For the first time, my name appeared before “sensei” in her writing.
It was just one extra word.
But that single word carried weight—
And I had to take it seriously.
A little happiness.
And a faint sense of caution.
A counselor always lives somewhere between those two feelings.
After Shizuku left, I stayed in the counseling room for a while.
While listening to the sound of the rain, I wrote today’s notes.
About Akane.
About Haruto’s recent situation.
And about Shizuku calling me “Ren-sensei.”
My pen stopped.
I lined up the changes in Shizuku’s notes in order.
『Sensei』 → 『Sensei』→ 『Sensei』 → —『Ren-sensei.』
And then there was the movement of her lips that never turned into sound.
—“Ren.”
In her note, it said “Ren-sensei.”
But her lips had formed “Ren.”
—The “sensei” part was missing.
Two characters she didn’t write in the note.
Her lips moved as “Ren.”
Just the name, without “sensei.”
Was I overthinking it?
Probably.
It happened in just a moment. Maybe she had been trying to say “Ren-sensei” and stopped halfway.
Still—
I decided to record it.
『Shizuku Yukimura. During today’s visit, she requested to change how she addresses me to ‘Ren-sensei.’ Approved. Also observed silent lip movement (estimated as ‘Ren’). This is the second sign of attempted speech since the previous incident. However, this time no sound was produced. Continue observing progress. Be cautious about changes in the relationship due to the new form of address. In particular, pay attention to the boundary between ‘role = sensei’ and ‘person = Ren,’ which may start to blur.』
I set the pen down.
Outside the window, the rain had started to weaken.
Maybe tomorrow would be sunny.
Just like Shizuku wrote in her note.
(…“I hope it’s sunny tomorrow,” huh.)
The old Shizuku wouldn’t even have written something like that.
Wishing for good weather meant she had started hoping for the future.

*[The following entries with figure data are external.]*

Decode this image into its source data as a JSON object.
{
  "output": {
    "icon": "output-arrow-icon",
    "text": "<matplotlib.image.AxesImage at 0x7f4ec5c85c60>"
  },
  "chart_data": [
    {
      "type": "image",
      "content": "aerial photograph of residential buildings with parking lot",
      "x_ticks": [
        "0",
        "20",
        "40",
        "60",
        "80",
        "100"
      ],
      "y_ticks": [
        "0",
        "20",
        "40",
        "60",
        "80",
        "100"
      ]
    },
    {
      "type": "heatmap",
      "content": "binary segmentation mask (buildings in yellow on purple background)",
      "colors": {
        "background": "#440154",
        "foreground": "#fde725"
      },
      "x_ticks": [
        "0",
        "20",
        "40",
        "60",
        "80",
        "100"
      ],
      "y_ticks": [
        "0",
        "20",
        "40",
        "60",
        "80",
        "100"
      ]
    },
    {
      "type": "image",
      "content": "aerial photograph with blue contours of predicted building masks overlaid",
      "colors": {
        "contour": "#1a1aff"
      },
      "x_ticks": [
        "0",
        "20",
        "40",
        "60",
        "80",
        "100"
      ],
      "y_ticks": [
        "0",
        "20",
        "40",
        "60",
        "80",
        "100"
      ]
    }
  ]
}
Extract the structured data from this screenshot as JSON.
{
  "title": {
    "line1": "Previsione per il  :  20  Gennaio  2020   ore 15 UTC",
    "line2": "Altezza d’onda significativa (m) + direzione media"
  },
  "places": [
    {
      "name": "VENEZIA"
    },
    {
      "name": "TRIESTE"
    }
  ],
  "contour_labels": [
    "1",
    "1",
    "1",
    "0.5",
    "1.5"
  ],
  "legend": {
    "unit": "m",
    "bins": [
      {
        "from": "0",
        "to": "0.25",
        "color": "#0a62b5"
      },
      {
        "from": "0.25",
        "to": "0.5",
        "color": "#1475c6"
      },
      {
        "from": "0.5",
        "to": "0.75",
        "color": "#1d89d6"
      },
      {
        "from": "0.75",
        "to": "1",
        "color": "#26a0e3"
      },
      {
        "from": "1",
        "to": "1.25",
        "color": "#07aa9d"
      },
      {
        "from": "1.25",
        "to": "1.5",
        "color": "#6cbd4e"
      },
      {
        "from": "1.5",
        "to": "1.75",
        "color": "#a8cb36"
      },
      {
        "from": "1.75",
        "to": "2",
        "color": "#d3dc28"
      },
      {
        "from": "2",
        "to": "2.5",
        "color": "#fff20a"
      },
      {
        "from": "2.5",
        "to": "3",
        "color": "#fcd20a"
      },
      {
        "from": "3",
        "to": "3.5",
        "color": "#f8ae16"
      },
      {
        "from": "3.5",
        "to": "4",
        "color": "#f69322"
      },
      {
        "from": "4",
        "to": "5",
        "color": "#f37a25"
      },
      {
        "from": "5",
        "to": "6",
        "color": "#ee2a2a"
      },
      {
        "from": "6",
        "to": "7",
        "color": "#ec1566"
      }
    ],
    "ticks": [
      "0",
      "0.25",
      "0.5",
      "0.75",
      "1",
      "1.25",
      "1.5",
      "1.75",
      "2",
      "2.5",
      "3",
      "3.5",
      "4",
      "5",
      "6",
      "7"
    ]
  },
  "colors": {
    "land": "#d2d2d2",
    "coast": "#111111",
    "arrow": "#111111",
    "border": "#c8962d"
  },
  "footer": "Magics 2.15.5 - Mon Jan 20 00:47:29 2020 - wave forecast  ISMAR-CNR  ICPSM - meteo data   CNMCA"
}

And that was definitely a good sign.
The counselor in me judged it that way.
At the same time, I couldn’t deny that a small warmth stirred inside me when she called me by my name.
I wouldn’t deny it.
But whether I should label that feeling as “happiness”… I decided to leave that question open for now.
A counselor is allowed to have feelings.
But they must always stay aware of them, making sure those feelings don’t distort the relationship with the person they’re helping.
“Ren Asagiri. What are you feeling right now?”
I tried asking myself the same question I once asked Midori.
The answer—
Still hadn’t come.
Only the sound of rain filled the counseling room.